La maison de l'abbé Gélis où il fut assassiné

 

Devant l’horreur du crime, des mesures furent prises immédiatement :

   « Le maire fit immédiatement fermer les portes du presbytère et envoya un express à Couiza avec mission de prévenir la justice et la gendarmerie. Également prévenu, Monsieur Pugens, juge de paix à Couiza, qui se transporta immédiatement sur les lieux du crime. Attendant l’arrivée du parquet de Limoux, il procéda à l’apposition des scellés »

 

Voici ce que fit paraître "Le courrier de l'Aude" :

   Couchée dans une mare de sang dont sa soutane est largement souillée, la victime a les mains ramenées sur sa poitrine et l'une de ses jambes repliées est ramenée au‑dedans. L'abbé Gélis, frappé par son meurtrier avec une violence et un acharnement inouïs, ne porte pas moins de 14 blessures horribles à la tête, un peu au‑dessus de la nuque. En plusieurs endroits, le crâne est fracturé et le cerveau mis à nu. 3 blessures de moindre importance s'étalent sur la face même du cadavre.
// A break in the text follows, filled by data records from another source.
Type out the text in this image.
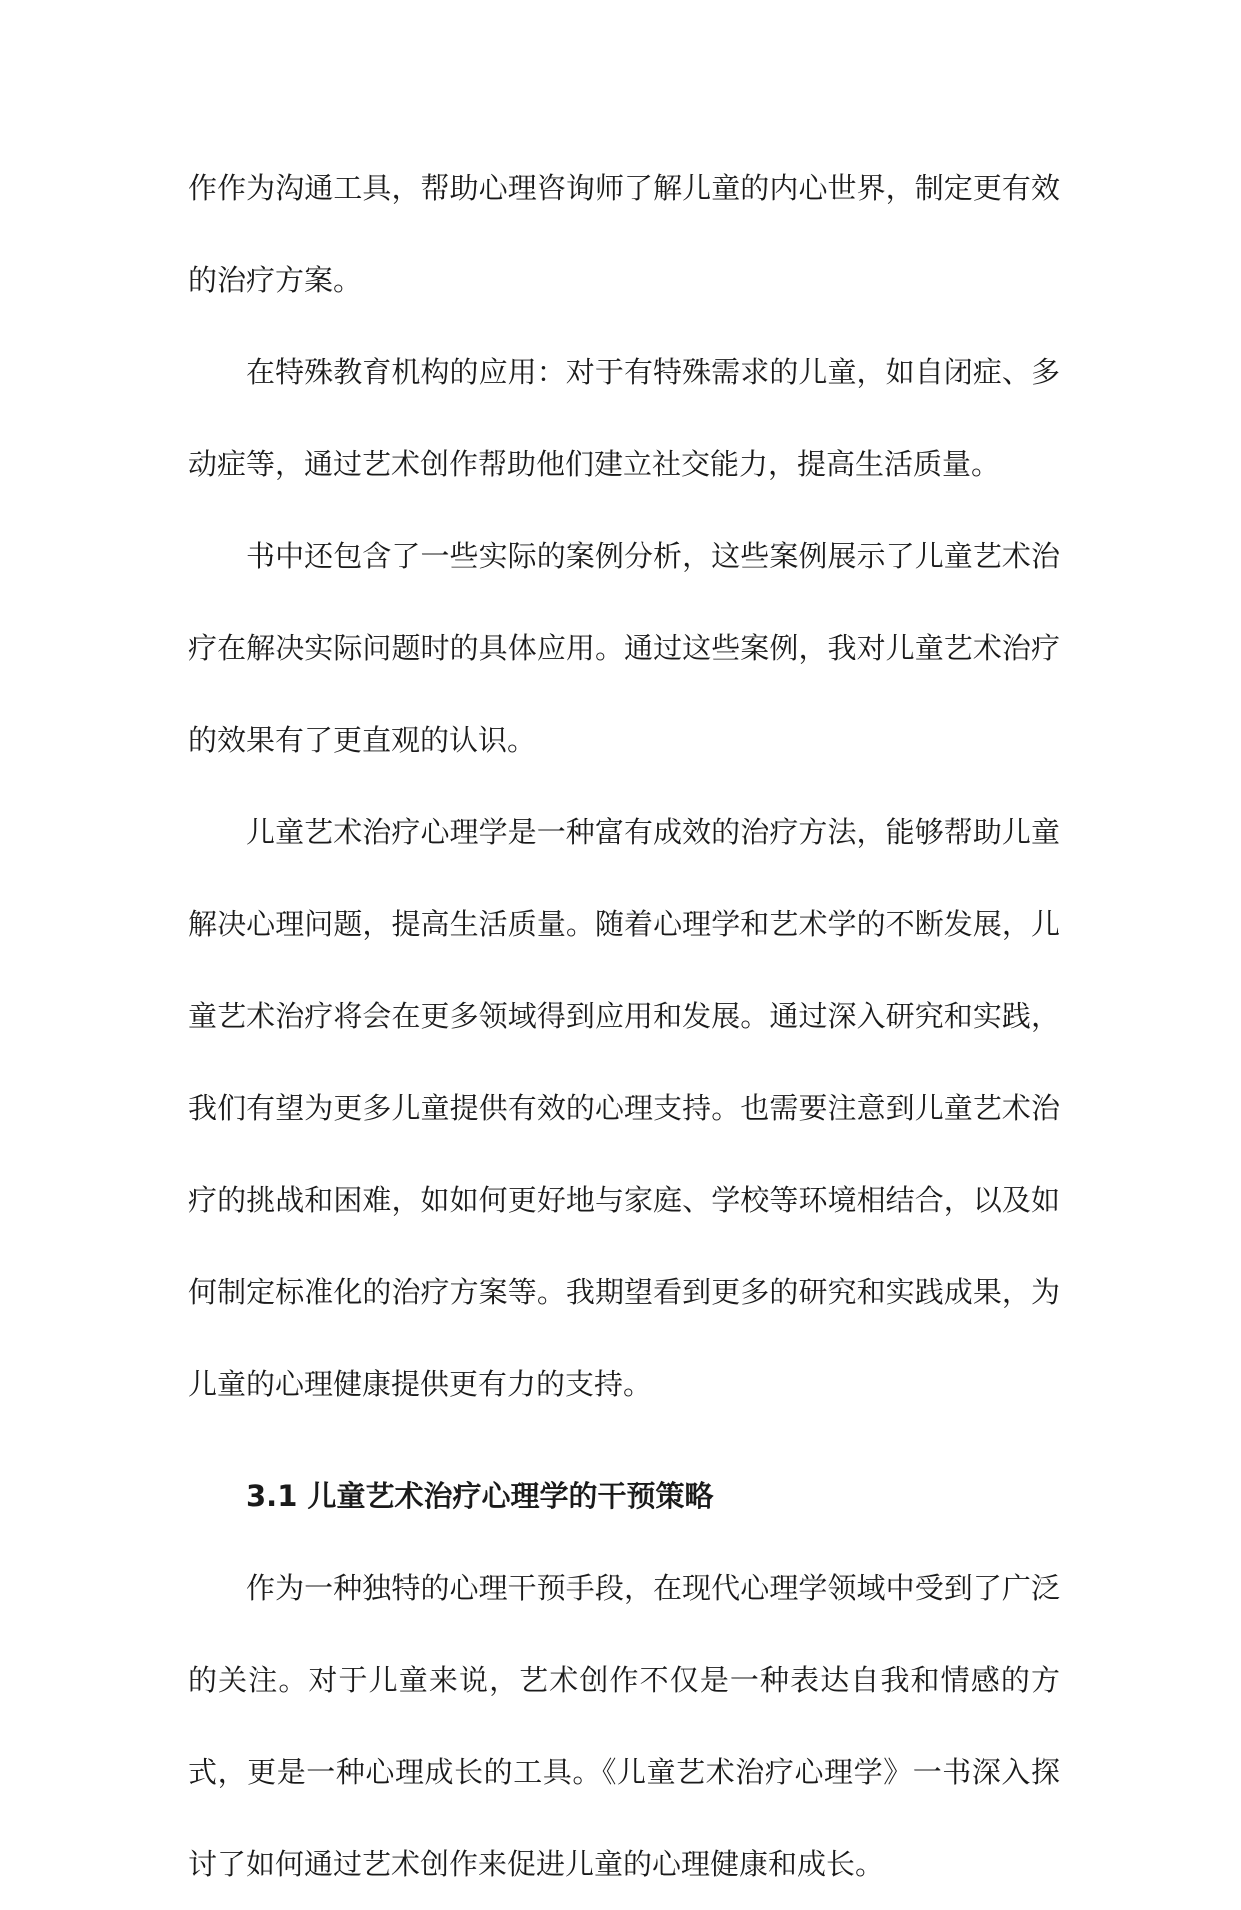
作作为沟通工具，帮助心理咨询师了解儿童的内心世界，制定更有效的治疗方案。

在特殊教育机构的应用：对于有特殊需求的儿童，如自闭症、多动症等，通过艺术创作帮助他们建立社交能力，提高生活质量。

书中还包含了一些实际的案例分析，这些案例展示了儿童艺术治疗在解决实际问题时的具体应用。通过这些案例，我对儿童艺术治疗的效果有了更直观的认识。

儿童艺术治疗心理学是一种富有成效的治疗方法，能够帮助儿童解决心理问题，提高生活质量。随着心理学和艺术学的不断发展，儿童艺术治疗将会在更多领域得到应用和发展。通过深入研究和实践，我们有望为更多儿童提供有效的心理支持。也需要注意到儿童艺术治疗的挑战和困难，如如何更好地与家庭、学校等环境相结合，以及如何制定标准化的治疗方案等。我期望看到更多的研究和实践成果，为儿童的心理健康提供更有力的支持。

3.1 儿童艺术治疗心理学的干预策略

作为一种独特的心理干预手段，在现代心理学领域中受到了广泛的关注。对于儿童来说，艺术创作不仅是一种表达自我和情感的方式，更是一种心理成长的工具。《儿童艺术治疗心理学》一书深入探讨了如何通过艺术创作来促进儿童的心理健康和成长。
Les cloisons et le plafond de la cuisine sont souillés de larges taches de sang. Tandis que quelques blessures paraissent faites à l'aide d'un instrument contondant, certaines autres paraissent l'avoir été avec un instrument tranchant. La victime n'a pas succombé sans opposer de résistance.
Une somme de 500 F a été trouvée intacte, cependant les tiroirs étaient ouverts et on avait fouillé tous les meubles. Le plus grand mystère continue à régner sur ce meurtre. Aucun témoin, aucun soupçon, aucune piste à suivre.

 

   Les autorités utilisèrent les grands moyens pour surprendre l'assassin inconnu. Selon « le courrier de l’Aude » cité par Patrick Ferté :
 

   «Toutes les brigades de gendarmerie sont sur pied ; elles ont reçu l’ordre de veiller sur les routes et dans les campagnes. Les gendarmes de Perpignan cernent la frontière ; ceux de Limoux, de Couiza et des environs redoublent de zèle et de vigilance.»

 

   L'assassin du curé Gélis ne devait jamais être découvert.
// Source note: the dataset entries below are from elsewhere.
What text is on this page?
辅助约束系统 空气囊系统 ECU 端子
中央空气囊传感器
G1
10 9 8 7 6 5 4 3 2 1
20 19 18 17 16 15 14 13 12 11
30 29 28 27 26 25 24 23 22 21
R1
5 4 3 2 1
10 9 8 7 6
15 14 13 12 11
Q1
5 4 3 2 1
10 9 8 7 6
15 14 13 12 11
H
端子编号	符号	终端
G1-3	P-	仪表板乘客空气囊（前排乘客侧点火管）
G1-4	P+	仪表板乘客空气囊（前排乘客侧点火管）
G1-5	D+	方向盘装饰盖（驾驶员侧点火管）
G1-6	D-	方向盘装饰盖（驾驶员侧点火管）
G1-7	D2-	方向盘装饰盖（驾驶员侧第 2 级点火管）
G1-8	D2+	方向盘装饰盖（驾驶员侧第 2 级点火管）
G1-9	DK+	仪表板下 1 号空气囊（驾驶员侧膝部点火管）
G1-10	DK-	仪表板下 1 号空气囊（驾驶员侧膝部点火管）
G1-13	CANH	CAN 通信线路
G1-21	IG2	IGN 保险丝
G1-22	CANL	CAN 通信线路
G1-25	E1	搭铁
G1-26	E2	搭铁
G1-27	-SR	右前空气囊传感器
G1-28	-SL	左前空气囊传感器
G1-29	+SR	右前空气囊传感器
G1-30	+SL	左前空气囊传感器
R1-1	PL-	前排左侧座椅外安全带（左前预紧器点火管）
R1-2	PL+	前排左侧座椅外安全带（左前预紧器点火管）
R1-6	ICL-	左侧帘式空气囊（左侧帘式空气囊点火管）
   L'affaire de l'assassinat eut même un écho national comme le montre cette coupure de presse extraite du Petit journal de Paris 1897

Le Petit Journal de Paris 1897

 

Les faits envisagés selon le dossier d'instruction

 

   L'enquête ouverte par le Ministère Public et par le Juge d'Instruction de Limoux a été initiée le 2 novembre 1897, le lendemain du décès de Gélis. Ce dossier a été retrouvé par deux avocats, Julien Coudy et Maurice Nogué, et publié sous forme d'une analyse dans le Midi Libre, le 3 octobre 1975. Voici un extrait de l'article :

    "Les précautions prises démontrent une présence d'esprit incroyable. La cuisine après un tel saccage, est retrouvée dans un ordre parfait, aucune empreinte de pas. Le meurtrier a su éviter les trois grandes flaques de sang. Aucune trace à l'extérieur. À l'étage, dans la chambre de l'abbé Gélis, deux gouttelettes minuscules attestent le passage de l'assassin qui a, sans laisser la moindre empreinte sanglante, forcé la serrure d'un sac de voyage qui contient divers papiers et documents appartenant au prêtre.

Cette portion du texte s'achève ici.